Variant Iter 1 Iter 2 Iter 3 Iter 4 Iter 5 Iter 6 Iter 7 Iter 8-12
no-harness 2.2000 3.2583 launch fail infeasible 1.1042 3.3000 3.3500 infeasible
harness-guided-v2 2.3833 3.2583 3.2833 3.3000 stop stop stop stop

Interpretation:

  • Raising search.high was necessary. The default config was not optimal under the expanded workload range; TP=2 immediately improved per-GPU throughput from about 2.2 to 3.2583.
  • The updated harness now provides deterministic proposals, not just early stop:
    • iter2: adjacent TP probe (tensor-parallel-size=2),
    • iter3: same-topology runtime seed (gpu-memory-utilization=0.95, chunked prefill, max-num-batched-tokens=16384),
    • iter4: controlled MBT growth to 24576.

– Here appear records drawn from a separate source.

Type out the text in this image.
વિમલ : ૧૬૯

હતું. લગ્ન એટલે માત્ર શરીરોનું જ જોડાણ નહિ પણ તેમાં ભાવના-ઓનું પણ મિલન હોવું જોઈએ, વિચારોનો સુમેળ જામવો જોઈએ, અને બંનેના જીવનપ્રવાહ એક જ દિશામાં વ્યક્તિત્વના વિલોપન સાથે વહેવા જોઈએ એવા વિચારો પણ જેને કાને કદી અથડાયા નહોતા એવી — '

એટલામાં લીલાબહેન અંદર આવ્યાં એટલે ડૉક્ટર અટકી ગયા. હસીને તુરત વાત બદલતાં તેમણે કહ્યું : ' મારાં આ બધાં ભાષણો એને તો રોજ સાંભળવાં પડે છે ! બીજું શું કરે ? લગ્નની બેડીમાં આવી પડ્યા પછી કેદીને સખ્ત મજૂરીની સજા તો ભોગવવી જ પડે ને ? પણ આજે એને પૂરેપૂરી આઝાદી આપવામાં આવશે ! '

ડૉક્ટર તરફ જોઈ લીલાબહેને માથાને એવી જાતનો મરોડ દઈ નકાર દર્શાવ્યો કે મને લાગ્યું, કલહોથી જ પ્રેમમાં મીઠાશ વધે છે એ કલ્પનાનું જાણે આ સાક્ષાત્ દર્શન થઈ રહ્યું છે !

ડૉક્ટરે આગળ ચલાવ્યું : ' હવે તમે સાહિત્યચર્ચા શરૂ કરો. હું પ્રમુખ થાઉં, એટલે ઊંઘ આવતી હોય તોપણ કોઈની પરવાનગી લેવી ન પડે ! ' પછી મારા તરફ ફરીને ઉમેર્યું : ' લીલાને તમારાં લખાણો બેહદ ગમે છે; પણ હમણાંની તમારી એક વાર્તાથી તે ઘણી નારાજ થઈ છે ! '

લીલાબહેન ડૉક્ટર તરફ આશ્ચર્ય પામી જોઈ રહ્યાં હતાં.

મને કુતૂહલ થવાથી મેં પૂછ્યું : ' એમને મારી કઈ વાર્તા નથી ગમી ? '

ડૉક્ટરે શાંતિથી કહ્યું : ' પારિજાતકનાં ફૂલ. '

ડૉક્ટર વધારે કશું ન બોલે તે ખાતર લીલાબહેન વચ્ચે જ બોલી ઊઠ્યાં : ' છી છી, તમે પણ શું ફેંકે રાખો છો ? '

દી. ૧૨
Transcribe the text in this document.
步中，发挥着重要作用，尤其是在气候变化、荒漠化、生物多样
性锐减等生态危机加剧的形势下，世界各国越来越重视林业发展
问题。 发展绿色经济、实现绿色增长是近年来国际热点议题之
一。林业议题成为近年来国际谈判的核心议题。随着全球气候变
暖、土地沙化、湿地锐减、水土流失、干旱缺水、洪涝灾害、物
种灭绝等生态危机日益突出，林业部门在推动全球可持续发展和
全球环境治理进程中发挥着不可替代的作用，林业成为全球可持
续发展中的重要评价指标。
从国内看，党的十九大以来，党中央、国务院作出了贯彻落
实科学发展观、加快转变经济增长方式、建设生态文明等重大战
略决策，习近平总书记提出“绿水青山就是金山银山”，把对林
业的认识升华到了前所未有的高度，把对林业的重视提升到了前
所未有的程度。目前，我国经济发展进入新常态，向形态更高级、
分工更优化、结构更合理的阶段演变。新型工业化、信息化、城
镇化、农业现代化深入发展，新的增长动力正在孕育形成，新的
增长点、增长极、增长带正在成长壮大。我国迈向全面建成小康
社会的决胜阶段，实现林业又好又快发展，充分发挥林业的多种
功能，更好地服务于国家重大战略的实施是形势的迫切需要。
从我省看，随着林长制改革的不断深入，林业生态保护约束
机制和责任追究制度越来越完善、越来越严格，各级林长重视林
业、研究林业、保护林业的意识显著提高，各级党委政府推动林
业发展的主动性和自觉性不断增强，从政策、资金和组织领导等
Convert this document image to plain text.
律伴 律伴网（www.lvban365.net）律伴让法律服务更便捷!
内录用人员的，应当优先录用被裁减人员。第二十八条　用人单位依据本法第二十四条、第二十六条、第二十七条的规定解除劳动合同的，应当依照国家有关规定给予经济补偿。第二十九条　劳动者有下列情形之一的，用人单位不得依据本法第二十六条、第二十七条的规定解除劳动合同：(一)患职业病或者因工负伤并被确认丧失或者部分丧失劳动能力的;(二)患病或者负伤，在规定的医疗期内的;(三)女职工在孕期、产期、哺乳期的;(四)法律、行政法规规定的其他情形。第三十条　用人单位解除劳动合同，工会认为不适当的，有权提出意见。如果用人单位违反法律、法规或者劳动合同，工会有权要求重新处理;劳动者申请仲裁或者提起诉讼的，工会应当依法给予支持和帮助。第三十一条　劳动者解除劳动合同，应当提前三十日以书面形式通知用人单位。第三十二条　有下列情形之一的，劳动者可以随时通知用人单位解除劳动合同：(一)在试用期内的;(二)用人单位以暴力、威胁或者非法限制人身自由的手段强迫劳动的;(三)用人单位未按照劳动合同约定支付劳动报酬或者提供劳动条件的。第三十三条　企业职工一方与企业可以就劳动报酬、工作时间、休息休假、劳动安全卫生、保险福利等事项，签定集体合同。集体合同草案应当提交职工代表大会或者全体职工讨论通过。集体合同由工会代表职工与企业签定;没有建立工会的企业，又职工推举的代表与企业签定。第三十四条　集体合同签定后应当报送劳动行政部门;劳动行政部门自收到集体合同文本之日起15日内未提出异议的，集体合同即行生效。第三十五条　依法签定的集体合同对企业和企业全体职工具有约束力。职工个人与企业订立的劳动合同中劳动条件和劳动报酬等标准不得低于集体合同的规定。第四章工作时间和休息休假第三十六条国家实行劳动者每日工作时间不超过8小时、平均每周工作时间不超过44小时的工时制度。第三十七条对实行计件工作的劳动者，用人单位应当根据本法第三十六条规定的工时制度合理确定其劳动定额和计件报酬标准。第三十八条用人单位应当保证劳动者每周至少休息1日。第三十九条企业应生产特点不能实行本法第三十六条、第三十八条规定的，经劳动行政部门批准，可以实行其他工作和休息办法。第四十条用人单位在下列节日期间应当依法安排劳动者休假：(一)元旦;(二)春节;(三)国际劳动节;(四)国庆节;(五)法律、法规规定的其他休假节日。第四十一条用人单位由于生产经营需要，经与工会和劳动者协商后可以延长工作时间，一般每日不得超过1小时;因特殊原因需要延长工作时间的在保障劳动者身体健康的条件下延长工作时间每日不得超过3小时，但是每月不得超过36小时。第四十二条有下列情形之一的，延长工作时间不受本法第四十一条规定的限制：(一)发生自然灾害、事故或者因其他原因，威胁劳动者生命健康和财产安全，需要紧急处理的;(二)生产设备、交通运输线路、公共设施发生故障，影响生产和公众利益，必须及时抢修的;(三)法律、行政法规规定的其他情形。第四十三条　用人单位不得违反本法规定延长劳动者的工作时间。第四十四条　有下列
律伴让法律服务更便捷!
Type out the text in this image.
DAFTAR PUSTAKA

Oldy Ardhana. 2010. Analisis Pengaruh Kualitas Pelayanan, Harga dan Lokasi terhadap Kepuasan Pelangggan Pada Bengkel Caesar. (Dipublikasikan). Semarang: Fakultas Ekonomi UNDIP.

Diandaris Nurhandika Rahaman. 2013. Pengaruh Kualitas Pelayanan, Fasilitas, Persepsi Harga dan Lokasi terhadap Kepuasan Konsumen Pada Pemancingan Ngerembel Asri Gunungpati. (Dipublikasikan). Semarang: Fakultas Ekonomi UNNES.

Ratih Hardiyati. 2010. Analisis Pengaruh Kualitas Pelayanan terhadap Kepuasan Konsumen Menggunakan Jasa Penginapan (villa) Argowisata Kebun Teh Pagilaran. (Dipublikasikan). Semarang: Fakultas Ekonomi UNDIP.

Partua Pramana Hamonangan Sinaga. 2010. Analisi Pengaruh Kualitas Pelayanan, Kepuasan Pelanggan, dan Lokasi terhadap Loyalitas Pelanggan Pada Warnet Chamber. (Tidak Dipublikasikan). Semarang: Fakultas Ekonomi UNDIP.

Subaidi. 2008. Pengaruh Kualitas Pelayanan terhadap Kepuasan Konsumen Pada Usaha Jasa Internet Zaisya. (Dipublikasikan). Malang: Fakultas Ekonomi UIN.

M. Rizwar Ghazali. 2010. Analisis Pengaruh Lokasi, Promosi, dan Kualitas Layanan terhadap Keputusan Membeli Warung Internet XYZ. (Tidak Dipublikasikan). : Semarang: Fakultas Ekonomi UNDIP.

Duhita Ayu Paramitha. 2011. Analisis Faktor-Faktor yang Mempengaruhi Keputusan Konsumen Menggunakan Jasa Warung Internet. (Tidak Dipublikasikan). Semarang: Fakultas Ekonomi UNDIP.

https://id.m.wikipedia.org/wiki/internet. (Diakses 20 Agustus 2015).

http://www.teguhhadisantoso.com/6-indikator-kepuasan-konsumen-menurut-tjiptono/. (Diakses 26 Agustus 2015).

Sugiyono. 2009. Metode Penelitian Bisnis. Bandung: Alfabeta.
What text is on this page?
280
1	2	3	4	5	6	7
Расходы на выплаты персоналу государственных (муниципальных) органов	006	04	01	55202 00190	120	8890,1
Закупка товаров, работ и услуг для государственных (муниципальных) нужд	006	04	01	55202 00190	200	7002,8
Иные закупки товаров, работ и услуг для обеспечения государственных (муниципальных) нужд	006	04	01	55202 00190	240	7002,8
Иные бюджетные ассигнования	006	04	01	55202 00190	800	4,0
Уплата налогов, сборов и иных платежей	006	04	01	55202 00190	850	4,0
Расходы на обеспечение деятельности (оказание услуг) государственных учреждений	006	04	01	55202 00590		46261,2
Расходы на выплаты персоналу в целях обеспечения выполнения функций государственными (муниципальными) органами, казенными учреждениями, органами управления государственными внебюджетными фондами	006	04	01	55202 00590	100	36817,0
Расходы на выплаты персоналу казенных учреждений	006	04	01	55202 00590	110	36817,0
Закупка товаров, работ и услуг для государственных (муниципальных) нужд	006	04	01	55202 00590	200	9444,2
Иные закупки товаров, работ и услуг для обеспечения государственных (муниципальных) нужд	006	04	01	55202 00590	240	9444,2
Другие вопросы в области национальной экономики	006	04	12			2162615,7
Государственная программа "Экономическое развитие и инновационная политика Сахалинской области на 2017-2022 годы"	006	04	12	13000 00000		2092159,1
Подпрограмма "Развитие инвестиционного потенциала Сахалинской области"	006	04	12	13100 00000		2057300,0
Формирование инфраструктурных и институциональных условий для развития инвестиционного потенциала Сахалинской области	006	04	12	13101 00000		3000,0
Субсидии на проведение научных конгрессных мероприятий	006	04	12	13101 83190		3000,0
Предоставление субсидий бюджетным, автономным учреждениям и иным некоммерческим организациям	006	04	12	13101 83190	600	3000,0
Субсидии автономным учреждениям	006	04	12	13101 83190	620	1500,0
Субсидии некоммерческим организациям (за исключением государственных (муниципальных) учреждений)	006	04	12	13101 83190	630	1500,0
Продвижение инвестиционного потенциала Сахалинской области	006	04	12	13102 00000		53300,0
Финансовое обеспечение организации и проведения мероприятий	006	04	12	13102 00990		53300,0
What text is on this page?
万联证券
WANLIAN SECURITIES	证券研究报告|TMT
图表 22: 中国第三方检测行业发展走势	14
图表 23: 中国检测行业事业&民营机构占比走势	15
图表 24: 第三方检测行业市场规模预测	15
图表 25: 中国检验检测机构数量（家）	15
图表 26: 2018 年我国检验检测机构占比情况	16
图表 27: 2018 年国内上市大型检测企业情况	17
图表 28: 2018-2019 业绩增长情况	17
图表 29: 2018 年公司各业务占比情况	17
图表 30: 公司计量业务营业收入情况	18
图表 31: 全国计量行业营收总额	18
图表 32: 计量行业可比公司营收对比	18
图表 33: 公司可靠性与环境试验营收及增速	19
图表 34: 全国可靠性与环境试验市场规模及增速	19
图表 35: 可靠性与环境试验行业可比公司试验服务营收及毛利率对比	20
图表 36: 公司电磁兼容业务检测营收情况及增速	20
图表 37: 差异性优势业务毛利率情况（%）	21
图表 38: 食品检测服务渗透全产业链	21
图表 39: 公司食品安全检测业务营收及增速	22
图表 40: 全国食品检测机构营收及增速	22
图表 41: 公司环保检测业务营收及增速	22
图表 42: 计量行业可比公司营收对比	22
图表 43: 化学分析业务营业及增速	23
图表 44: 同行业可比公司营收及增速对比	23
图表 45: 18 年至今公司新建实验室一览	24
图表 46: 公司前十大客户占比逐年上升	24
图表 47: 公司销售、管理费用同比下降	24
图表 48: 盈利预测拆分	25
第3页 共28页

  • No-harness reached the same config family at iter7, after an EP launch failure, an infeasible DP probe, a poor TP/DP probe, and then runtime refinement.
  • Harness reached the same config family at iter4 and stopped at iter5. Its measured best was 3.3000, while no-harness measured 3.3500 for the same TP=2 + MBT=24576 family; the 1.5% gap is within the observed boundary/noise of repeated high-load replay. The convergence claim is therefore "same config family in fewer iterations", not an exact higher single-run number.